Several hours after departing Atlanta en route to São Paulo, I sat upright in my seat and stared into the blackness outside my window. I struggled to find a restful position, but instead found a sharp pain in my neck. Sleep deprivation began to alter my perceptions and send me into a parallel world. My internal reality spilled over onto the scenes outside my window.
The boundary between the ocean and sky blended in perfect darkness, while a scattering of stars sparkled above me. In my waking-dream state, I imagined the stars were distant torches on the shores of another world.
And then I saw a single point of light looking up from the sea. Was it an island? A boat? Once again, my altered perceptions created a story. In my waking-dream, I imagined a single house surrounded by coconut trees, white sand beaches, and coral reefs. A man lived all alone on that little island, hundreds of miles from the nearest neighbor. In that very moment, he tossed in his bed because in his dream he felt me watching from the plane 30,000 feet above.

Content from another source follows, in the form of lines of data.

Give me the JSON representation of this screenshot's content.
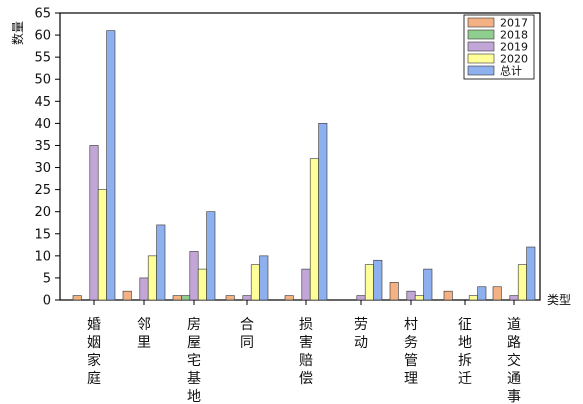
{
  "chart_data": {
    "type": "bar",
    "categories": [
      "婚姻家庭",
      "邻里",
      "房屋宅基地",
      "合同",
      "损害赔偿",
      "劳动",
      "村务管理",
      "征地拆迁",
      "道路交通事故"
    ],
    "series": [
      {
        "name": "2017",
        "color": "#f4b183",
        "values": [
          1,
          2,
          1,
          1,
          1,
          0,
          4,
          2,
          3
        ]
      },
      {
        "name": "2018",
        "color": "#8fce8f",
        "values": [
          0,
          0,
          1,
          0,
          0,
          0,
          0,
          0,
          0
        ]
      },
      {
        "name": "2019",
        "color": "#c3a6d8",
        "values": [
          35,
          5,
          11,
          1,
          7,
          1,
          2,
          0,
          1
        ]
      },
      {
        "name": "2020",
        "color": "#ffff99",
        "values": [
          25,
          10,
          7,
          8,
          32,
          8,
          1,
          1,
          8
        ]
      },
      {
        "name": "总计",
        "color": "#8eb0ee",
        "values": [
          61,
          17,
          20,
          10,
          40,
          9,
          7,
          3,
          12
        ]
      }
    ],
    "xlabel": "类型",
    "ylabel": "数量",
    "ylim": [
      0,
      65
    ],
    "yticks": [
      0,
      5,
      10,
      15,
      20,
      25,
      30,
      35,
      40,
      45,
      50,
      55,
      60,
      65
    ],
    "grid": false,
    "legend_position": "top-right"
  }
}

As I envisioned the man tossing in his sleep, a feeling of sadness washed over me. Suddenly I was the man on the island, totally isolated and alone, while my heart ached for my children.
This altered form of reality persisted as long as the darkness remained, even as we passed the brilliant lights of Caracas, Venezuela, and the blackest jungles of interior Brazil. But in the end, the sun rose over the eastern horizon and dispelled the haze of my sleep-deprivation.
As we landed in São Paulo, Sheli and I looked forward with positive expectations for an easy connection to our next flight. By the way, the photograph at the beginning of this post is a scene of São Paulo as our plane landed.